Nemmeno la Chiesa Cattolica si mostra intenzionata ad affrontare lucidamente l’invasione, ed anzi anima, insieme alla chiese protestanti, una straordinaria campagna immigrazionista, che tace dello sprezzo con cui la flotta guarda all’Occidente – memorabile il capitolo dedicato all’”incontro” tra missionari, laici e religiosi, e i migranti al largo di São Tomé – mostrandosi preoccupata di vedere trionfare il nuovo modello esistenziale e culturale che ormai ha fatto proprio. Nel romanzo la Chiesa sostituisce il sincretismo più estremo all’ortodossia, abdicando alla sua funzione di custode della fede, chiudendo gli occhi – come fa cinicamente padre Agnellu – dinnanzi all’orgoglio, razziale e religioso, degli invasori.

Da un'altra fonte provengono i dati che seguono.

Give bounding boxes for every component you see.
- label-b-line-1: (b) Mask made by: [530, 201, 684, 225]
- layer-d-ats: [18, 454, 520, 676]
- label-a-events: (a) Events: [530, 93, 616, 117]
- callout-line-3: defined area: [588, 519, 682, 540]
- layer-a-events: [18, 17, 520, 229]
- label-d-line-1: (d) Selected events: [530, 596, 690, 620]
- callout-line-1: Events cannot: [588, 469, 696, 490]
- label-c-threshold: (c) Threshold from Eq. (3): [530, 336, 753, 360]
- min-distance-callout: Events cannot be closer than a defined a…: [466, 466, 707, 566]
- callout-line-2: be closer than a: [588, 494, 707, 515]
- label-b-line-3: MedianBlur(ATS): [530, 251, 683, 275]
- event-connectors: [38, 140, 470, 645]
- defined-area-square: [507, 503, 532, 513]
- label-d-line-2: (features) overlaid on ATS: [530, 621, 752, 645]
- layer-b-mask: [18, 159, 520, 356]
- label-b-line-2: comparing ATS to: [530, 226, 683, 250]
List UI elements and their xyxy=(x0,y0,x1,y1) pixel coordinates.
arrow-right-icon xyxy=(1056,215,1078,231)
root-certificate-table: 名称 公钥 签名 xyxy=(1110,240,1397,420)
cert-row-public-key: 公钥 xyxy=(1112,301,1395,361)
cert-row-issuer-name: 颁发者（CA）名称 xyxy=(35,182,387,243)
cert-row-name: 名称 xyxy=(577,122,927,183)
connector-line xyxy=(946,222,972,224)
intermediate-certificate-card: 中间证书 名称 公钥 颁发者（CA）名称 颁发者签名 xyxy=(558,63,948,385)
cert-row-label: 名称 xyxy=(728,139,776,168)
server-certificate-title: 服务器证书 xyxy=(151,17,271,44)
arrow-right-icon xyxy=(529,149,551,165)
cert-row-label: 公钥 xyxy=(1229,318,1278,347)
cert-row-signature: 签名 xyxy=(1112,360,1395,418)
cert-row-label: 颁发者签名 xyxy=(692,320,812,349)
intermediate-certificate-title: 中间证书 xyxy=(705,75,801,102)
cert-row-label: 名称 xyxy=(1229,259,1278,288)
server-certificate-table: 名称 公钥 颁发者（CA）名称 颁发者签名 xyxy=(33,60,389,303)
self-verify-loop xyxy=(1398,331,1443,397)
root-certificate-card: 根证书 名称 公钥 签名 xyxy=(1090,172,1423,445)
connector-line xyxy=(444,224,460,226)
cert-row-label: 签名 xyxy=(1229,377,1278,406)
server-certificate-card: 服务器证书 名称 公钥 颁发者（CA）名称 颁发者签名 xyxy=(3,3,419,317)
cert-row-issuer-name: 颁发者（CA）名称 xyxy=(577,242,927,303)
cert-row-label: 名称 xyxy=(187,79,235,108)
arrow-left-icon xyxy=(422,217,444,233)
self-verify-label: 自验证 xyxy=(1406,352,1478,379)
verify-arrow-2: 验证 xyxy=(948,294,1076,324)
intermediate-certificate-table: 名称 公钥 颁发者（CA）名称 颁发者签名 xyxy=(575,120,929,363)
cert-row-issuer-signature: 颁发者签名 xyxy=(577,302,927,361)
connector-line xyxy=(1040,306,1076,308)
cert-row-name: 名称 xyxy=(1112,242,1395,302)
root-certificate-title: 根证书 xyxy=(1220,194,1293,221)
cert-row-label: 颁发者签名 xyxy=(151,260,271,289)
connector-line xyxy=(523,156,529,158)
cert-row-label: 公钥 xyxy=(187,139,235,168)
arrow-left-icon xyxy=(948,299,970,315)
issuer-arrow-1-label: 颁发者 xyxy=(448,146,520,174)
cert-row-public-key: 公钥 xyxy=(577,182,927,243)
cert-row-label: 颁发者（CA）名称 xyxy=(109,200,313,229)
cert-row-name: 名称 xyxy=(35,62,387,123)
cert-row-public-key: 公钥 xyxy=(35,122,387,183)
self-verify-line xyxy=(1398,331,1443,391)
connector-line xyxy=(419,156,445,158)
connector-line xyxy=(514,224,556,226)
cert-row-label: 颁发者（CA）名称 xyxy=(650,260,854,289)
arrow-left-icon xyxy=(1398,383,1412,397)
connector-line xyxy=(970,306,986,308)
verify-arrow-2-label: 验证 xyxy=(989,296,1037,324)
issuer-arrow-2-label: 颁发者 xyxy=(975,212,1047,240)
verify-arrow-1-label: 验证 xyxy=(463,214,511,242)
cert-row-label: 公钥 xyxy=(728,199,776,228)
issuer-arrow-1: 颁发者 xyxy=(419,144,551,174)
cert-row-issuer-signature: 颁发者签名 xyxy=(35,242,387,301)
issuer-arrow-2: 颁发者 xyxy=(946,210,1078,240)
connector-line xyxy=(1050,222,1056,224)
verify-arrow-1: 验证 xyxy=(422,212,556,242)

Pur essendo stato scritto negli anni ’70 Il campo dei santi si è rivelato tragicamente premonitore. Non solo per aver preconizzato le dimensioni di un fenomeno che, in quegli anni, difficilmente avrebbero potuto essere immaginate, ma anche per la sostanziale esattezza con la quale Raspail immagina le reazioni parossistiche di un mondo intellettuale ormai preda di quello che nel romanzo chiama “ il mostro”. Mellifluo, strisciante, “ il mostro” si era fatto largo da decenni, contaminando laici, religiosi e persino papi, impedendogli di scorgere il pericolo che si annidava tra i fumaioli dei natanti requisiti, condannando così l’Occidente a subire la conquista dei migranti.
Rileggendo il manifesto di La Repubblica, che trova nel romanzo di Raspail emuli e parole altrettanto perentorie, ci si domanda se “il mostro” non abbia già iniziato la sua opera.